In criminal law, nearly every case will affect your criminal record, regardless of how it turns out.  In fact, even an arrest that is never filed as a criminal case, will show up on a thorough background check.  

The expungement process is crucial in the aftermath of an arrest or case if one has a desire to make this information unknown to anyone in the future, including friends, family, public and employers. Utah law dictates when and if certain crimes can be expunged from your record.  If convicted of a crime in Utah, these time periods begin once probation is complete and the case is closed.  An arrest itself, which as noted above, can show up on a background check, can be expunged 30 days later if no case was filed. Additionally, if the case is filed and subsequently dismissed or the defendant was acquitted, he/she can begin the expungement process as long as 30 days have passed since the arrest.  Note that even a case filed and dismissed can show up on a criminal record.  While the dismissal of the case obviously looks better than a conviction, it can affect one’s future.  Often times, defendants consider a dismissal as the final step in cleaning up a criminal record, however, it will require this one last step.

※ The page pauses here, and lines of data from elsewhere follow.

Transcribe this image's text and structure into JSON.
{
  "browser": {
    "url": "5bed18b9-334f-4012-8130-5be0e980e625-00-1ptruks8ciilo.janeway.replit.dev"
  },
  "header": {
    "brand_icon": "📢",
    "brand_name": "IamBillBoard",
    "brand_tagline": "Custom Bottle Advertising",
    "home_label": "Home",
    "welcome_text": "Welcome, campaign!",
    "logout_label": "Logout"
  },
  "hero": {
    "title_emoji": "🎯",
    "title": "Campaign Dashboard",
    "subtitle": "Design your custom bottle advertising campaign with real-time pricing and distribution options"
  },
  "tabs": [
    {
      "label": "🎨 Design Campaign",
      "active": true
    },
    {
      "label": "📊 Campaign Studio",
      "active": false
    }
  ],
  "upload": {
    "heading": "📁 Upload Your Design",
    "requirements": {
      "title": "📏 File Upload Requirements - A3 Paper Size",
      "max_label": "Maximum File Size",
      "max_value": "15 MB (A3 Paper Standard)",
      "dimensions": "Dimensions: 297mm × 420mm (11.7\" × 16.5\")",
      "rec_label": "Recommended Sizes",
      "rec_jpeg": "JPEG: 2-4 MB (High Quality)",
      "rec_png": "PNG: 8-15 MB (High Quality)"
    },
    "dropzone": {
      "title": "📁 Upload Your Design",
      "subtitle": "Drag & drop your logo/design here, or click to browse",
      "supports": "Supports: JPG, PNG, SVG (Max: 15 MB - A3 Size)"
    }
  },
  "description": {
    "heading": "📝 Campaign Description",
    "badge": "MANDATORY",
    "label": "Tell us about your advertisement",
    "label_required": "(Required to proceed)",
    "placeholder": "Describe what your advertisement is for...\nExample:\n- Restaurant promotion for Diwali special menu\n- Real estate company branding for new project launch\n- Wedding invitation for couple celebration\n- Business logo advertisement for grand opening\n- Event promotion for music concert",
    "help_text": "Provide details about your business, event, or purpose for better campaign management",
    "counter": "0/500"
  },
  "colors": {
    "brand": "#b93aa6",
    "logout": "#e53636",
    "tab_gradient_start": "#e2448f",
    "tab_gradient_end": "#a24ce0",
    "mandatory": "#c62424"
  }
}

That said, there are certain agencies that will still be authorized to open up an expunged case.  One of these is an immigration court.  If immigration is a player in the reason for expunging a case, it is important to consult an attorney as this may not be the best option to resolve said immigration problems.

Finally, if a case is not eligible for expungement under the Utah code, a defendant may request a pardon from the Board of Pardons.  Should the Board of Pardons grant this kind of request, the conviction automatically becomes eligible for expungement.

As a valuable part of Utah law, expungements are consistently requested.  They take proper paper work, service upon all parties, typically somewhere between 60 and 160 days and at the conclusion, a Judge’s signature.  Sounds like a lot, but well worth the ultimate clean record.